I can hear the group that I passed lower down the hill – only male voices seem to carry to where I’m standing. I wonder if some are friends that survived together. That hope burns inside me, of what I’ll find when I get to Mum’s house in Birmingham. Please. Let her be alive.

It feels safe to be within calling distance of those voices, like we have some unspoken agreement that proximity is comforting. I have this urge to go down to them and tell someone about Jack. More than anything I want my mum to put her arms around me. But even a stranger’s acknowledgement of it would mean something. To have some sympathy and understanding for the awfulness. There’s been no one to share my pain with, no one to say things out loud with, and now I fully understand why they call it bottling up your feelings. I feel ready to burst. But I don’t know how to begin. So I climb inside the tent, finally pulling free of my mask, the heavy exhaustion in every limb from the day’s breathless walking like a thick smothering blanket over the grief.

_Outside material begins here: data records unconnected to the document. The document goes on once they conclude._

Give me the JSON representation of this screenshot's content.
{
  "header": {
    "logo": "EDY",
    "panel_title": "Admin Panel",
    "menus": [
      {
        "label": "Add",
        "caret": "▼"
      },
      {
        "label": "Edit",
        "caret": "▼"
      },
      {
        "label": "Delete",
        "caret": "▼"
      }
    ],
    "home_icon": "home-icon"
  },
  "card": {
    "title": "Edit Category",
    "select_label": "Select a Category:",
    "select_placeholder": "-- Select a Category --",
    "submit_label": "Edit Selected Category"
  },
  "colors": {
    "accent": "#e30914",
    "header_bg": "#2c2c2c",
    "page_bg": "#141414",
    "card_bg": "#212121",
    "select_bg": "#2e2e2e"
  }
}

The swift grind of the zip, from bottom to top, wakes me, but I feel so groggy that I don’t even open my eyes.

I do to the crinkle of the groundsheet as my sleeping bag is yanked out, my legs tangled up inside.

‘What the fuck are you—’ I find my croaky voice only to be smacked across the jaw. My face throbs. Numb pain grows in my gums, something warm running from my nose. His face is a blurred shape in the dim twilight. He’s shouting, but I can’t focus on the words. His skin is rough and greasy as I struggle, like that of a teenager, but his voice is deeper and hoarser – damaged. He’s tearing, pummelling, but it dawns on me that he doesn’t know what he wants.

His boot slams into my stomach, crumpling me.

‘Stop!’ I’m wheezing, trying to suck air in, then coughing and gasping, my lungs becoming hot again like they were months ago. I try to protect my chest. His hands are in my hair, yanking my head back onto the hard earth.